Democrats and their media allies are warning that putting Amy Coney Barrett on the Supreme Court will doom the Affordable Care Act. They predict tens of millions will be thrown off Medicaid and the sick will lose their preexisting conditions protections.
Don’t fall for this fear-mongering. Here’s a rundown of the false claims, with the facts that disprove them.
Whopper No. 1: Joe Biden warns that Barrett’s nomination is “an opportunity to overturn the Affordable Care Act.”
There’s little chance of that.
Barrett is a true conservative who believes judges should interfere as little as possible in what Congress does. “The harm inflicted by the Supreme Court’s erroneous interference in the democratic process,” she wrote in 2017, “is harder to remedy than the harm inflicted by an ill-advised statute.” That was in an article that expressly dealt with Obamacare.
It’s the same bedrock conviction that Chief Justice John Roberts, and Justices Brett Kavanaugh and Samuel Alito applied last term in Seila Law v. Consumer Financial Protection Bureau. Roberts explained that if one provision of a law violates the U.S. Constitution, the Court should use “a scalpel rather than a bulldozer,” to excise that provision, while leaving the rest of Congress’s work intact.
Obamacare is a 2,572-page legislative colossus — really three laws stuck together. One part set national rules for health insurance and required everyone to have it or pay a penalty. A second part expanded Medicaid, and a third added a hodgepodge of rules, including calorie postings on menus.
In 2012, the first time Obamacare was challenged, the justices ruled the penalty was a tax, and therefore a constitutional exercise of Congress’s taxing power. But in 2017, Congress zeroed out the penalty. The Court is now being asked to decide whether that eliminated the only constitutional basis for the mandate, or even for the entire law.
Expect the conservative majority to surgically remove only the mandate. The good news is that will liberate middle-class buyers, who were priced out of ACA plans and ineligible for subsidies, to purchase coverage they want and can afford, not Uncle Sam’s one-size-fits-all plan.

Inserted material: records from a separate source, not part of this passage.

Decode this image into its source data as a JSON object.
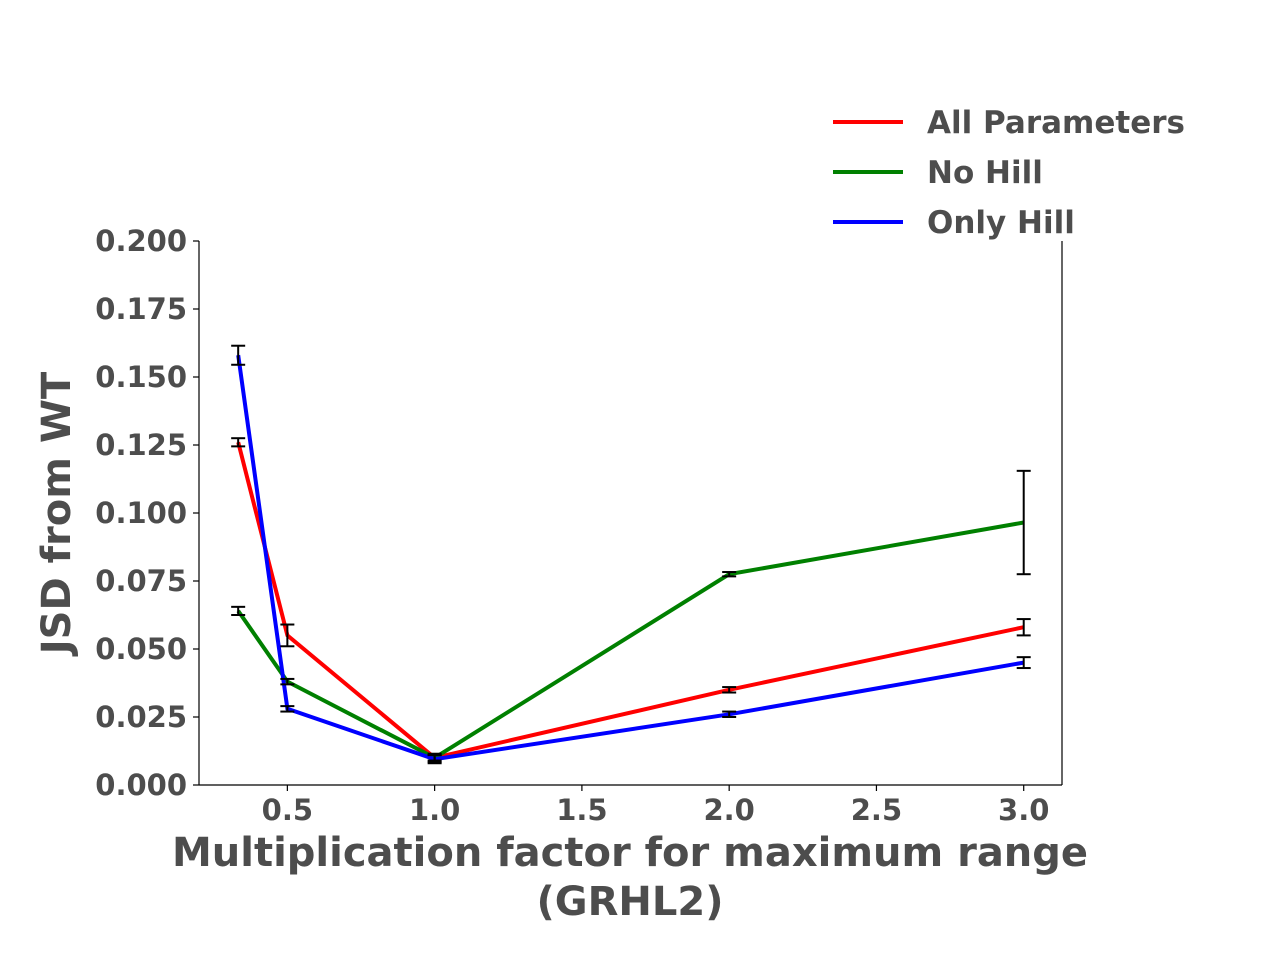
{
  "chart_data": {
    "type": "line",
    "xlabel_line1": "Multiplication factor for maximum range",
    "xlabel_line2": "(GRHL2)",
    "ylabel": "JSD from WT",
    "xlim": [
      0.2,
      3.13
    ],
    "ylim": [
      0.0,
      0.2
    ],
    "x_ticks": [
      "0.5",
      "1.0",
      "1.5",
      "2.0",
      "2.5",
      "3.0"
    ],
    "y_ticks": [
      "0.000",
      "0.025",
      "0.050",
      "0.075",
      "0.100",
      "0.125",
      "0.150",
      "0.175",
      "0.200"
    ],
    "x": [
      0.333,
      0.5,
      1.0,
      2.0,
      3.0
    ],
    "legend_position": "top-right",
    "grid": false,
    "series": [
      {
        "name": "All Parameters",
        "color": "#ff0000",
        "values": [
          0.126,
          0.055,
          0.01,
          0.035,
          0.058
        ],
        "errors": [
          0.0015,
          0.004,
          0.0015,
          0.001,
          0.003
        ]
      },
      {
        "name": "No Hill",
        "color": "#008000",
        "values": [
          0.064,
          0.038,
          0.01,
          0.0775,
          0.0965
        ],
        "errors": [
          0.0015,
          0.001,
          0.001,
          0.0008,
          0.019
        ]
      },
      {
        "name": "Only Hill",
        "color": "#0000ff",
        "values": [
          0.158,
          0.028,
          0.0095,
          0.026,
          0.045
        ],
        "errors": [
          0.0035,
          0.001,
          0.0015,
          0.001,
          0.002
        ]
      }
    ]
  }
}
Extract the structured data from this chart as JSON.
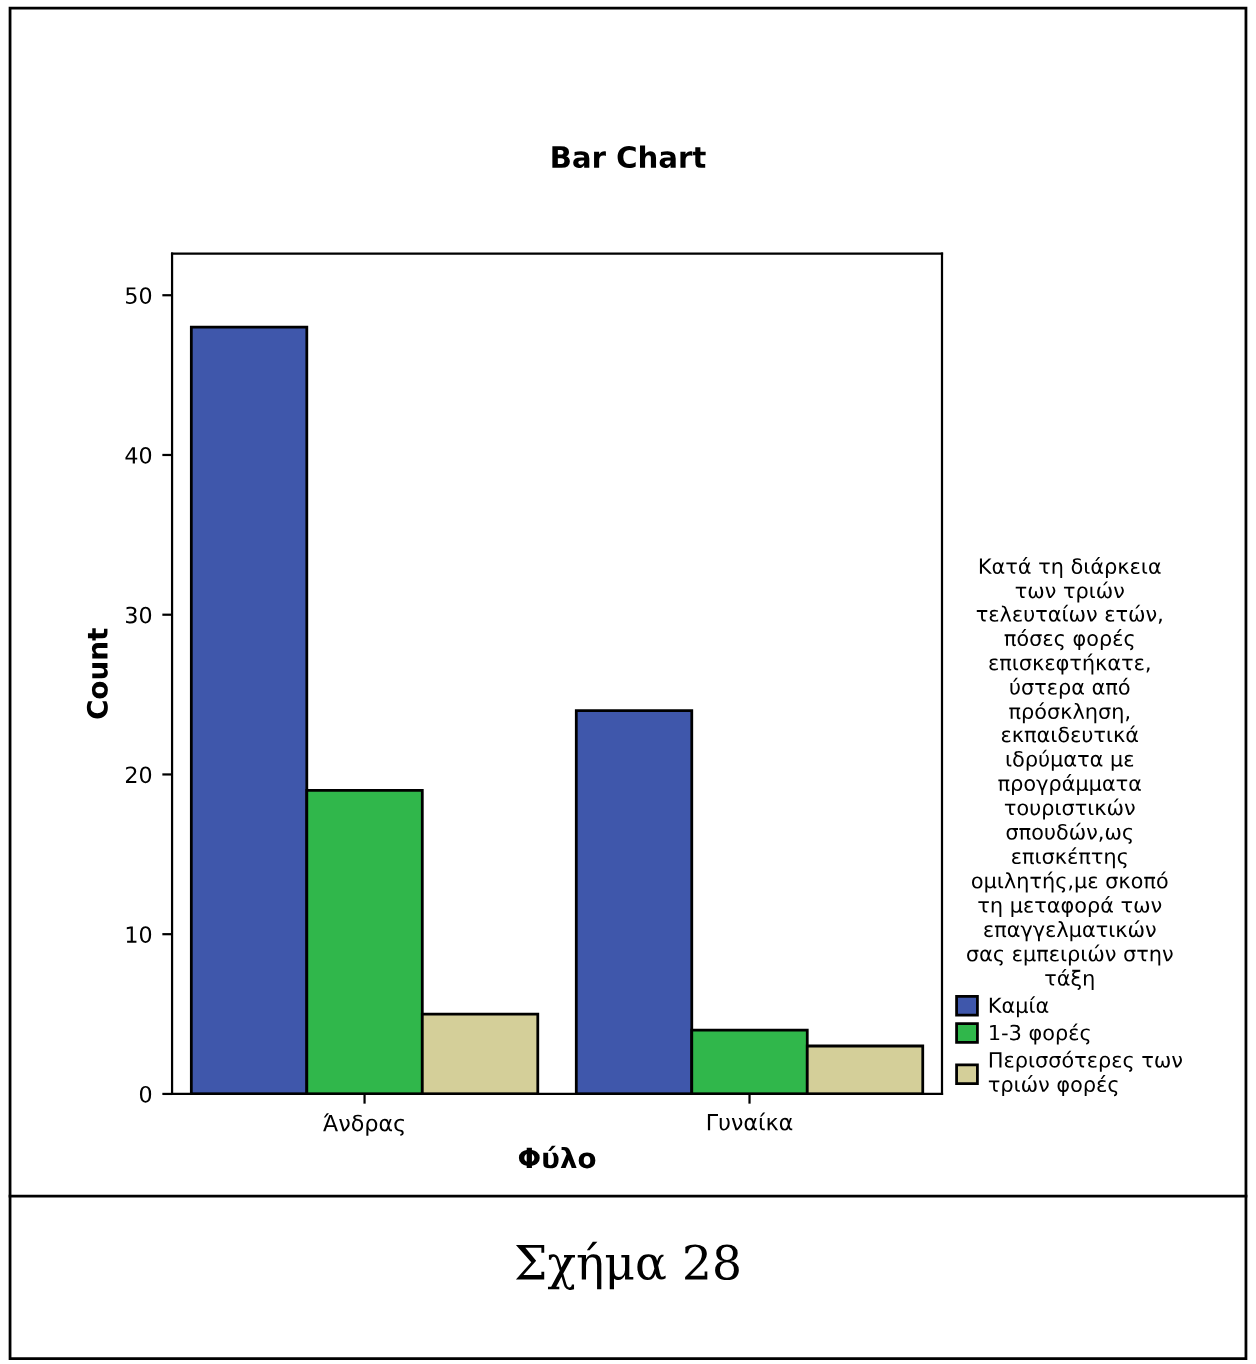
{
  "chart_data": {
    "type": "bar",
    "title": "Bar Chart",
    "xlabel": "Φύλο",
    "ylabel": "Count",
    "categories": [
      "Άνδρας",
      "Γυναίκα"
    ],
    "legend_title": "Κατά τη διάρκεια\nτων τριών\nτελευταίων ετών,\nπόσες φορές\nεπισκεφτήκατε,\nύστερα από\nπρόσκληση,\nεκπαιδευτικά\nιδρύματα με\nπρογράμματα\nτουριστικών\nσπουδών,ως\nεπισκέπτης\nομιλητής,με σκοπό\nτη μεταφορά των\nεπαγγελματικών\nσας εμπειριών στην\nτάξη",
    "series": [
      {
        "name": "Καμία",
        "color": "#3f57ab",
        "values": [
          48,
          24
        ]
      },
      {
        "name": "1-3 φορές",
        "color": "#30b74b",
        "values": [
          19,
          4
        ]
      },
      {
        "name": "Περισσότερες των\nτριών φορές",
        "color": "#d4cf99",
        "values": [
          5,
          3
        ]
      }
    ],
    "ylim": [
      0,
      52.6
    ],
    "yticks": [
      0,
      10,
      20,
      30,
      40,
      50
    ],
    "grid": false,
    "legend": "right",
    "annotations": [
      "Σχήμα 28"
    ]
  }
}
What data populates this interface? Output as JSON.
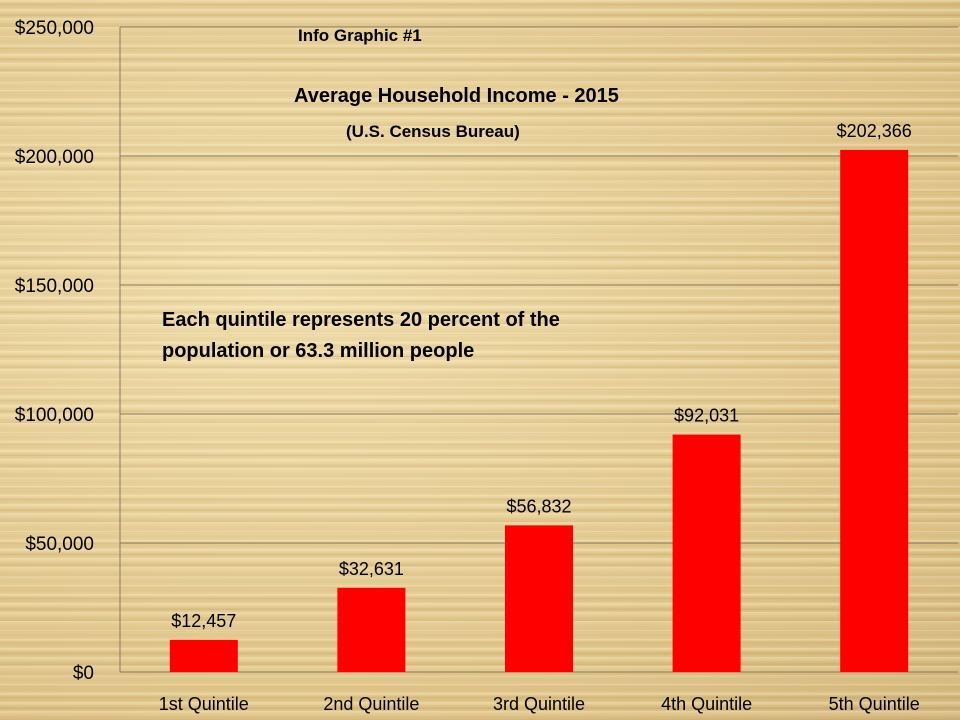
{
  "info_label": "Info Graphic #1",
  "annotation": {
    "line1": "Each quintile represents 20 percent of the",
    "line2": "population or 63.3 million people"
  },
  "colors": {
    "bar": "#ff0000",
    "background": "#e6cf96"
  },
  "chart_data": {
    "type": "bar",
    "title": "Average Household Income - 2015",
    "subtitle": "(U.S. Census Bureau)",
    "xlabel": "",
    "ylabel": "",
    "categories": [
      "1st Quintile",
      "2nd Quintile",
      "3rd Quintile",
      "4th Quintile",
      "5th Quintile"
    ],
    "values": [
      12457,
      32631,
      56832,
      92031,
      202366
    ],
    "data_labels": [
      "$12,457",
      "$32,631",
      "$56,832",
      "$92,031",
      "$202,366"
    ],
    "ylim": [
      0,
      250000
    ],
    "yticks": [
      0,
      50000,
      100000,
      150000,
      200000,
      250000
    ],
    "ytick_labels": [
      "$0",
      "$50,000",
      "$100,000",
      "$150,000",
      "$200,000",
      "$250,000"
    ],
    "grid": true,
    "legend": "none"
  }
}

Whopper No. 2: The New York Times warns that “12 million Americans could lose coverage.” That’s how many people gained coverage through the Medicaid expansion. Despite the gray lady’s hysteria, there is hardly a reason to worry. The Court already addressed the constitutionality of the Medicaid expansion in 2012, ruling that states must be given an option not to expand. That issue is settled. Thirty-five have chosen to expand.
Whopper No. 3: Nancy Pelosi warns Barrett’s nomination “threatens the destruction of life-saving protections for 135 million Americans with preexisting conditions.”
Untrue in every way.
The protections in the ACA for preexisting conditions apply only to people in the individual insurance market, less than 6% of the population, not 135 million people.
More important, there is a consensus across party lines that people with preexisting conditions must be guaranteed insurance. Only a Neanderthal would question it. The issue is how is it paid for.
Obamacare makes healthy buyers shoulder the cost by compelling everyone of the same age to pay the same premium. That’s a rip-off, because a tiny 5% of the population with serious illnesses use 50% of the health care.
A better way is for government to pay the cost of the sick, instead of hiding it inside the premiums healthy buyers pay. Twelve states have adopted this solution since 2013, including blue states like Maryland and New Jersey. It’s called reinsurance. The Trump administration is funding these subsidies of coverage for people with preexisting conditions.
On Sept. 24, Trump signed an executive order making it national policy to protect patients with preexisting conditions, regardless of what the Supreme Court decides.
No surprise, Pelosi says it’s “not worth the paper it’s signed on.” In fact, experience shows it’s the better way forward.
With Barrett on the bench, expect the high court’s ruling to pave the way for more insurance options, a fairer way to subsidize people with preexisting conditions and lower premiums.